Wednesday, May 8, 2024 May 8, 2024
91° F Dallas, TX
Advertisement
A

A Change of Scenery Redefines a Familiar Collection of Sculpture

|
Image

Taking architecture as a starting point, Christina Rees and Thomas Fuelmer have curated a stunning show of work from a Dallas collection that is usually seen in the sleek white confines of a home designed by Richard Meier. The exhibition, entitled Floor Corner Wall: Selected Work from the Rachofsky Collection at Fort Worth Contemporary Arts includes sculpture by Carl Andre, Mel Bochner, Tom Claassen, Tom Friedman, Jim Hodges, Siobhan Liddell, Giullio Paolini, Charles Ray, Richard Serra, and Rachel Whiteread. But by virtue of their combination, both the architecture and sculpture have been redefined.

Some artists in this exhibition like Carl Andre, Richard Serra or Mel Bochner were part of a vanguard of artists in the 1960’s that redefined sculpture’s relationship to space. They stripped away the pedestal, allowing the formal and conceptual structures of the work itself to prop them up. Serra’s Clothes Pin Prop, 1969-76 takes this quite literally as two pieces of heavy lead are held up by nothing more than the floor and wall of the gallery and the resultant pressures of mass and gravity.

Bochner’s Theorem of Pythagoras, 1972/2006, made up of three sets of blue glass fragments on the floor, is divided in relation to the famous mathematical theorem. One set is laid out in a square with five pieces in either direction. The second set is four by four and the third set is three by three, for a total of forty-seven nodules that look like uncut gems, creating a triangle at the center of these three squares. This kind of measurement, which links physical form and the abstractions of mathematics acts as a bridge between sculpture and architecture.

Other artists engage the architecture in a way that is more playful. Reflecting Another, 2000 by Jim Hodges is made up of four panels of mismatched colorful light bulbs, two on each wall of a corner, that face each other. Given as a wedding gift to Cindy and Howard Rachofsky, the purple bulbs are a stand in for Howard and the blue for Cindy. As they meet their colors unify to a shining band of silver. Across the room, Sioban Liddell’s Untitled (light strips), 1995, offers a subtle echo to the Hodges piece with two strips of white paper whose brightly colored backs reflect off of the wall.

Sharing the back room with the Lidell are two small pieces that are equally restrained in their subversion. Tom Friedman’s Untitled, 1990, a ball of bubblegum measuring about 5 inches in diameter and chewed completely by the artist sits in another corner high above Rachel Whiteread’s 2002 aluminum casting of her studio floor like a beautifully bizarre icon. Barely visible, Charles Ray’s Rotating Circle, 1988 is a motorized nine-inch white circle inset in a white wall that spins so fast that it would shave off the skin of any finger that touches it.

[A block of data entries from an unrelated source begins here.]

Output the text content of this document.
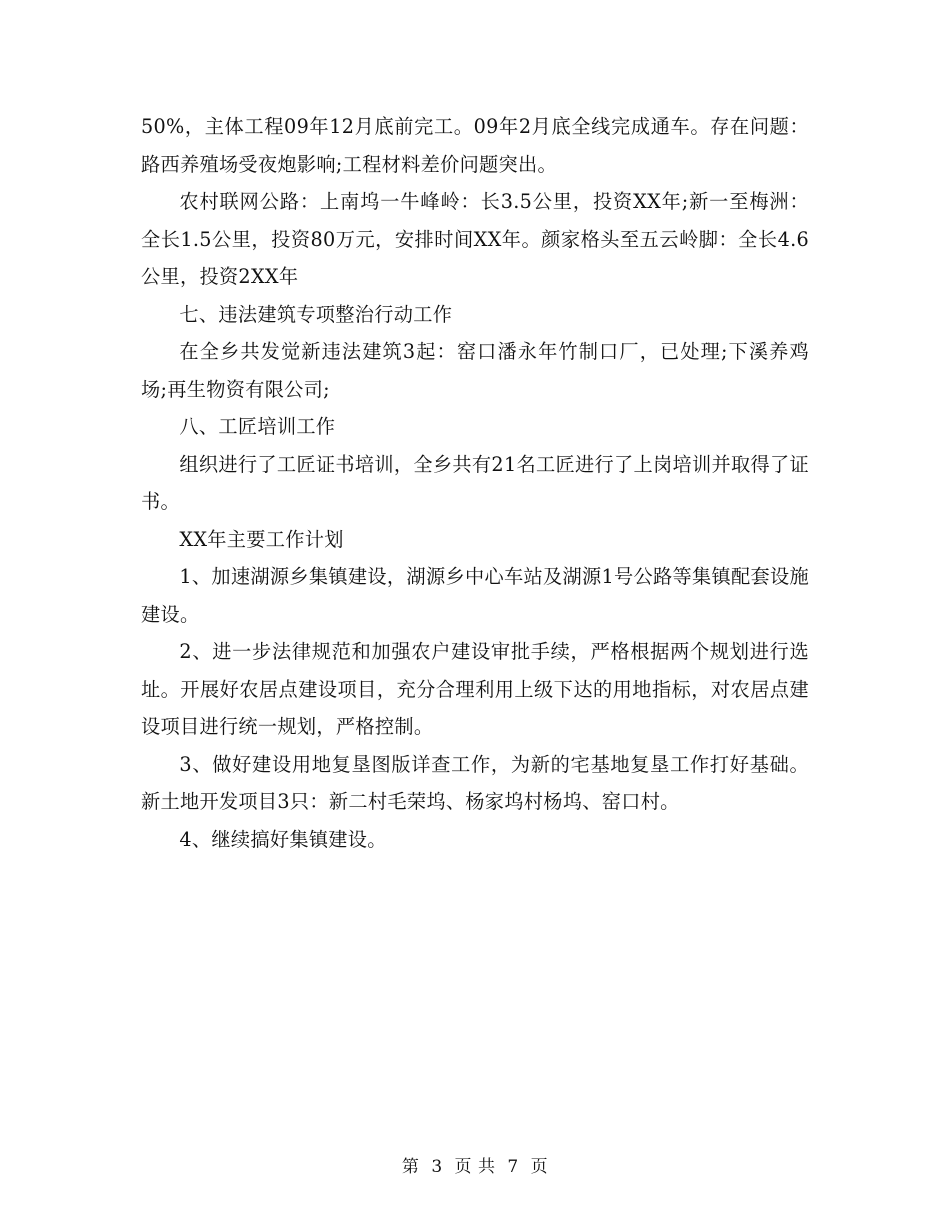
50%，主体工程09年12月底前完工。09年2月底全线完成通车。存在问题：路西养殖场受夜炮影响;工程材料差价问题突出。

农村联网公路：上南坞一牛峰岭：长3.5公里，投资XX年;新一至梅洲：全长1.5公里，投资80万元，安排时间XX年。颜家格头至五云岭脚：全长4.6公里，投资2XX年

七、违法建筑专项整治行动工作

在全乡共发觉新违法建筑3起：窑口潘永年竹制口厂，已处理;下溪养鸡场;再生物资有限公司;

八、工匠培训工作

组织进行了工匠证书培训，全乡共有21名工匠进行了上岗培训并取得了证书。

XX年主要工作计划

1、加速湖源乡集镇建设，湖源乡中心车站及湖源1号公路等集镇配套设施建设。

2、进一步法律规范和加强农户建设审批手续，严格根据两个规划进行选址。开展好农居点建设项目，充分合理利用上级下达的用地指标，对农居点建设项目进行统一规划，严格控制。

3、做好建设用地复垦图版详查工作，为新的宅基地复垦工作打好基础。新土地开发项目3只：新二村毛荣坞、杨家坞村杨坞、窑口村。

4、继续搞好集镇建设。

第 3 页 共 7 页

All of this work looks strikingly different in a quasi-industrial white cube than its usual setting in Meyer’s neo-modernist purity. The stains and cracks on the floor are more like the spaces that these objects were originally conceived in and as a result the work looks very much at home. In this sense, the work engages not only the floors, corners and walls of the gallery’s architectural space. It also reframes the historical trajectories of architectural relationships between studios, galleries and museums.

I have seen many of these pieces in both spaces and they look great in both. But it’s nice to see that beyond the obvious possibility that architecture can provide a framework and context for sculpture, sculpture can also reframe, affect and even subvert the architecture that it inhabits.